"Oh, that's all right," said Amy with a smile that seemed always full of warm fellowship and feeling. "I know just how you feel."

"Well, I feel wretched—there's no denying that," spoke Betty with a sigh. "To think that I should run you girls on a sand bar, almost on our first trip. Isn't it horrid?"

"Well, we'll forgive her if she'll run us off again; won't we, girls?" asked Grace, searching among the cushions.

"Here it is," said Amy with another of her calm smiles, as she produced the box of candy for which Grace was evidently searching.

"Thanks. Well, Betty, are you going to get forgiven?"

"Which means am I going to get you off this bar? Well, I'm going to do my best. Wait until I take a look at the engine."

"What's the matter with it?" asked Mollie quickly, a new cause for alarm dawning in her mind.

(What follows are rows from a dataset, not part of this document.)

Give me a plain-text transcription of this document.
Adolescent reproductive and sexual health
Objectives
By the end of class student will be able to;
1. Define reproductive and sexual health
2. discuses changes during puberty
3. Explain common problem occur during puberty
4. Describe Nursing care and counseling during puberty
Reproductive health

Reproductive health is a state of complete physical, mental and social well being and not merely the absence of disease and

"Nothing, I hope," replied Betty. "But we ran on the bar so suddenly that it may be strained from its base."

"Is it a baseball engine?" asked Grace languidly. She seemed to have recovered her composure now. Whether it was the fact of her chocolates being safe, or that there was no immediate danger of sinking, or that no alligators were in sight, was not made manifest, but she certainly seemed all right again.

"It's enough of a ball game to have a base, and to be obliged to hold it," said Betty with a smile, as she bent over the machinery, testing the bolts and nuts that held the motor to the bottom of the boat.